Professor Brown notes that the Oklahoma arrangements are, in a sense, narrower than what the Delaware Supreme Court approved, as the Oklahoma legislation only applies to derivative suits, and it is more balanced, as it provides for the awarding of attorneys fees for successful derivative plaintiffs.
Nevertheless the “loser pays’ model that the Oklahoma legislation adopts is extraordinary — It represents a significant departure from what is general known as the American Rule, under which each party typically bears its own cost. And unlike the fee-shifting bylaws being debated in Delaware –which would in any event require each company to decide whether it was going to adopt the bylaw (and might therefore be subject to shareholder scrutiny) — the Oklahoma legislation applies to any derivative action in the state, even if the company involved is not an Oklahoma corporation.

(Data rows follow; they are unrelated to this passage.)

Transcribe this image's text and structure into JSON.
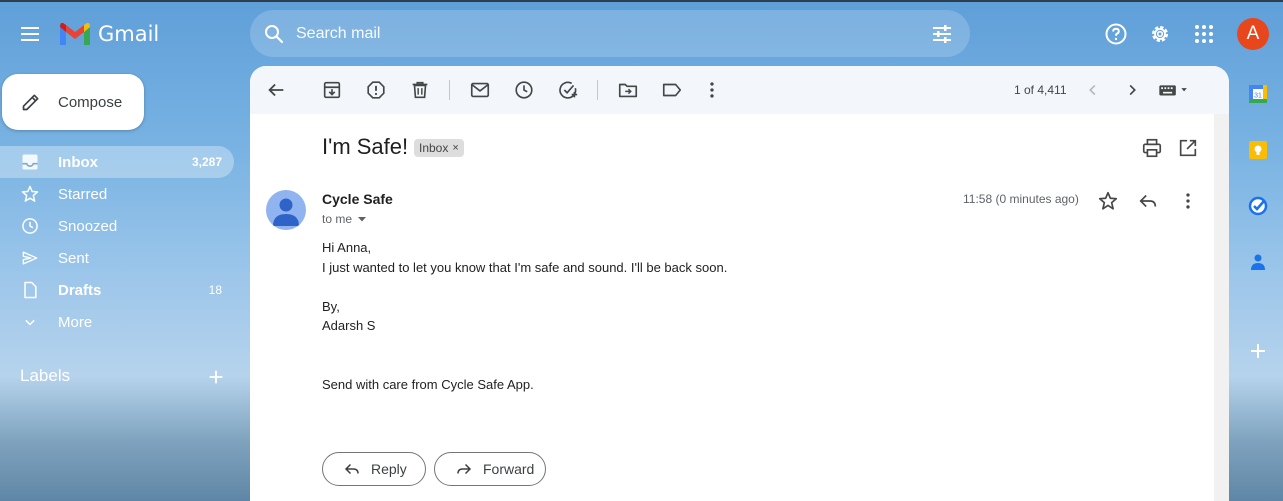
{
  "app": {
    "name": "Gmail"
  },
  "header": {
    "search_placeholder": "Search mail",
    "avatar_initial": "A"
  },
  "nav": {
    "compose_label": "Compose",
    "items": [
      {
        "label": "Inbox",
        "count": "3,287",
        "icon": "inbox-icon",
        "active": true
      },
      {
        "label": "Starred",
        "count": "",
        "icon": "star-icon"
      },
      {
        "label": "Snoozed",
        "count": "",
        "icon": "clock-icon"
      },
      {
        "label": "Sent",
        "count": "",
        "icon": "send-icon"
      },
      {
        "label": "Drafts",
        "count": "18",
        "icon": "draft-icon"
      },
      {
        "label": "More",
        "count": "",
        "icon": "chevron-down-icon"
      }
    ],
    "labels_title": "Labels"
  },
  "toolbar": {
    "page_count": "1 of 4,411"
  },
  "email": {
    "subject": "I'm Safe!",
    "label_chip": "Inbox",
    "label_chip_close": "×",
    "sender_name": "Cycle Safe",
    "recipient": "to me",
    "time": "11:58 (0 minutes ago)",
    "body": [
      "Hi Anna,",
      "I just wanted to let you know that I'm safe and sound. I'll be back soon.",
      "By,",
      "Adarsh S",
      "Send with care from Cycle Safe App."
    ],
    "reply_label": "Reply",
    "forward_label": "Forward"
  },
  "colors": {
    "avatar_bg": "#e8471c",
    "panel_bg": "#ffffff",
    "toolbar_bg": "#f3f6fb",
    "accent": "#1a73e8"
  }
}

As Professor Brown points out in his blog post, derivative actions are often dismissed on procedural grounds (for example, based upon the failure to make a demand on the board, without a judicial determination that demand would be futile), meaning that derivative lawsuit plaintiffs often do not prevail. Under this statute, a shareholder plaintiff that does not prevail “will be forced to pay the other side’s fees, something that can result in dollar amount s that stretch into six and seven figures.”
The risk of this possibility, according to Professor Brown “provides a significant disincentive to file a suit against the board for breach of fiduciary duties” – which, it seems to me, was the Oklahoma legislature’s intent. I don’t have a good sense of how many derivative lawsuits are actually filed in Oklahoma’s courts, but whatever the number is, now with this legislation in place, there are certainly going to be fewer derivative lawsuits filed in the Sooner State than there were in the past.

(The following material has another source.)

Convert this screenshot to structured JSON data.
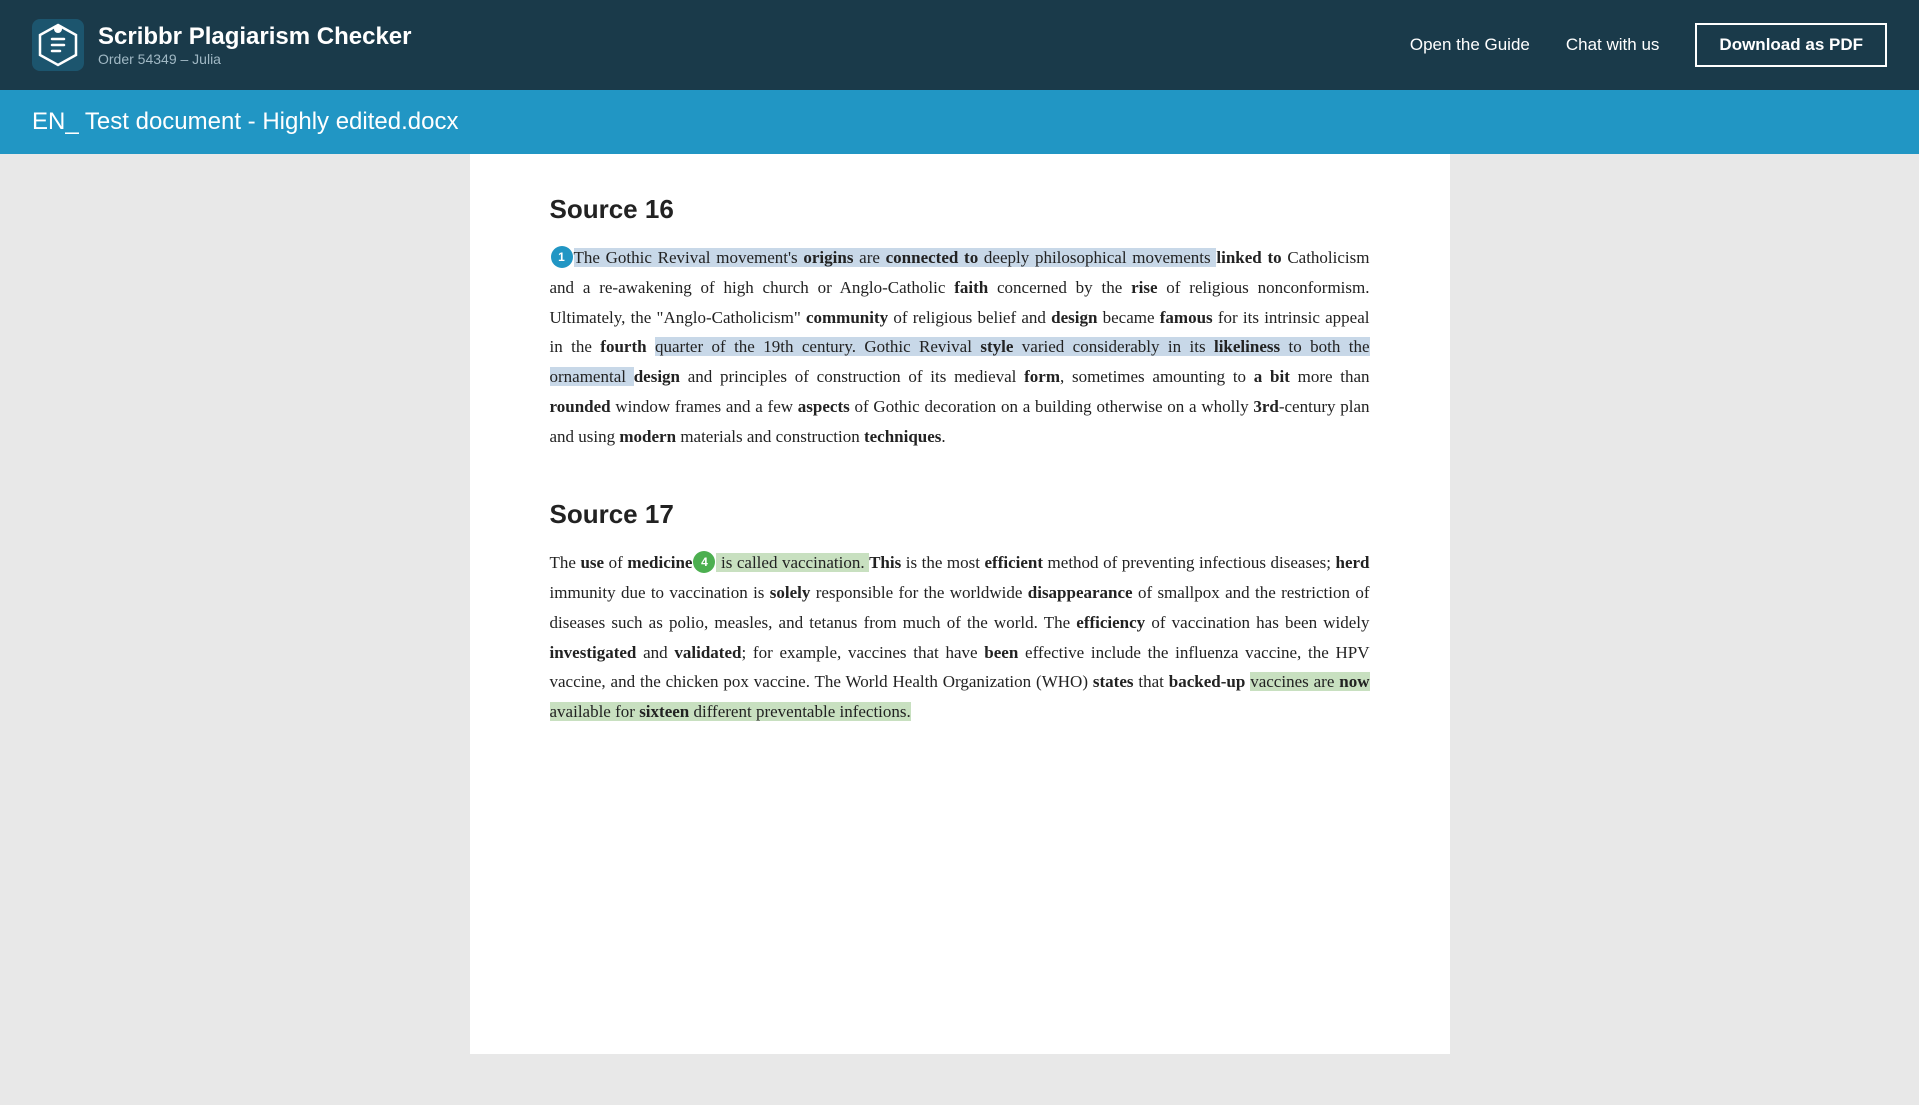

I know there are some who might say that is a good thing. For his part, Professor Brown says the effect of these fee shifting provisions is “to insulate challenges to boards for breach of the duty of loyalty, for bad faith, or for wasting corporate assets. In other words, it has the potential to render boards unaccountable for their actions as directors.”
Professor Brown says that Oklahoma is the “first state to intervene in the debate” about fee shifting in derivative litigation. His use of the word “first” is telling – he did not say “only.” For starters, we know that Delaware is going to get into the mix on these issues sometime in 2015. In addition, as things stand, there is a Delaware Supreme Court decision holding that fee shifting bylaws are valid. If the Delaware legislature fails to act, or winds up taking a different action than originally proposed, fee shifting bylaws might well become a regular bylaw provision for Delaware corporations. And while we will have to wait to see what Delaware’s legislature will do, perhaps other states will, like Oklahoma, adopt a “loser pays” rule, or permit companies incorporated in their jurisdiction to adopt fee shifting by laws.
I don’t expect that every state’s legislature would be willing to adopt a bill like the one Oklahoma’s legislature passed, but there are some other states that might. If this kind of legislation becomes widespread, the environment for litigating derivative lawsuits in this country could be substantially altered. In any event, there will be many more developments ahead as this particular story unfolds.